И еще вспоминалась одна встреча с Хрущевым. Это было до войны. Как-то выдалось очень дождливое лето. И осень оказалась ненастной. Дожди и дожди! Урожаю грозила гибель. Московскую парторганизацию тогда возглавлял Хрущев. Однажды он приехал к студентам — тогда еще очень молодой. Выступил с речью. На следующий день математики и историки, химики и филологи, географы и философы поголовно ушли на хлебный фронт.

Официальная часть совещания кончилась, и Хрущев запросто беседовал с политработниками. Березин подошел поближе к члену Военного совета, немного смущаясь, спросил:

— Товарищ генерал, а помните ту московскую осень? Вы еще к нам, в университет, приезжали? Помните, в поход за хлеб призывали?
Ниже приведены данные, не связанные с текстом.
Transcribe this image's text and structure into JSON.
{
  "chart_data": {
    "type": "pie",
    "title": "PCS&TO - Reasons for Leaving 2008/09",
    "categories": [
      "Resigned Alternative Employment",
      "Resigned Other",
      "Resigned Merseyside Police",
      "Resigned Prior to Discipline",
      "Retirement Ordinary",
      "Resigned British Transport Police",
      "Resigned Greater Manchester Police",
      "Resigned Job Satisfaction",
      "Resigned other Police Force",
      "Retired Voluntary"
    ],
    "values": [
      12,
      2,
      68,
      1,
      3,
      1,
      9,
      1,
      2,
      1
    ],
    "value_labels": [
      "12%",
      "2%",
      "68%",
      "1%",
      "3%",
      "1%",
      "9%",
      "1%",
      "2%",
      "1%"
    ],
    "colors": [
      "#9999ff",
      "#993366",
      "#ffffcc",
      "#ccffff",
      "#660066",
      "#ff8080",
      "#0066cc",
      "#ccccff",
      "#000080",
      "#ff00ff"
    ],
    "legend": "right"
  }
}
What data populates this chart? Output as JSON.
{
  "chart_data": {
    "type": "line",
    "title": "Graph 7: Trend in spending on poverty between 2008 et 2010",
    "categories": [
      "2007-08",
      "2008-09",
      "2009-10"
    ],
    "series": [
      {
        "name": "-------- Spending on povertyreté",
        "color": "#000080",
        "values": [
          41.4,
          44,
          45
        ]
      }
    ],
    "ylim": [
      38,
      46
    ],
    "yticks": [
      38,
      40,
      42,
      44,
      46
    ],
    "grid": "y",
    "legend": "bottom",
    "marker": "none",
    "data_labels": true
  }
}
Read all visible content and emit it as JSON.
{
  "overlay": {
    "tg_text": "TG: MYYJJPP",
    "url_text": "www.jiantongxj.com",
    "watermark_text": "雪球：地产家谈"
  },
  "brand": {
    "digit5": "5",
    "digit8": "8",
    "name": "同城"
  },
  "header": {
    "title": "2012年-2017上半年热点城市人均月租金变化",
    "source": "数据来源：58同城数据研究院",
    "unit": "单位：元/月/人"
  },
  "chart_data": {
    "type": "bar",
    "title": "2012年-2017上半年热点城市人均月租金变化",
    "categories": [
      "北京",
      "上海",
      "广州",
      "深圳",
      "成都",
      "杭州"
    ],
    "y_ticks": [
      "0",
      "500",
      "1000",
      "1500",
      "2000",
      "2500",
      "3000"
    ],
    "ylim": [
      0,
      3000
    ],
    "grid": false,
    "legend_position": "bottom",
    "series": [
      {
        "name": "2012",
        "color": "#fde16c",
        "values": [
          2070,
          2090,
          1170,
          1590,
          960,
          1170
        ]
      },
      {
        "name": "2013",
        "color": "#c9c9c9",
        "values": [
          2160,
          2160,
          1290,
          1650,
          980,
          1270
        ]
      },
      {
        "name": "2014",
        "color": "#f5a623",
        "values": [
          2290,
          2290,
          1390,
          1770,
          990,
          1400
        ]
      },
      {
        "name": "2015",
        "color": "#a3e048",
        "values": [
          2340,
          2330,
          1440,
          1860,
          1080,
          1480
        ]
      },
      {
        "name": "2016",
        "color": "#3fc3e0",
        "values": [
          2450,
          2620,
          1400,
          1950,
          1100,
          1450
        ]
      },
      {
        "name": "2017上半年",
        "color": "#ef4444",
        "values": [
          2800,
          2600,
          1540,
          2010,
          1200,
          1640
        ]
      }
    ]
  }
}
Глаза Хрущева потеплели. Еще бы не помнить той осени! Поход за урожай увенчался тогда победой, хлеб был спасен.

— А вы что же, закончили университет? — поинтересовался Хрущев.

— Нет, товарищ генерал, не успел. Ушел в ополченцы. Перед самыми экзаменами. Теперь буду сдавать после войны.

— Значит, через год примерно?

— Хорошо бы так, — улыбнулся Березин.

— А вы с какого факультета?

— С философского.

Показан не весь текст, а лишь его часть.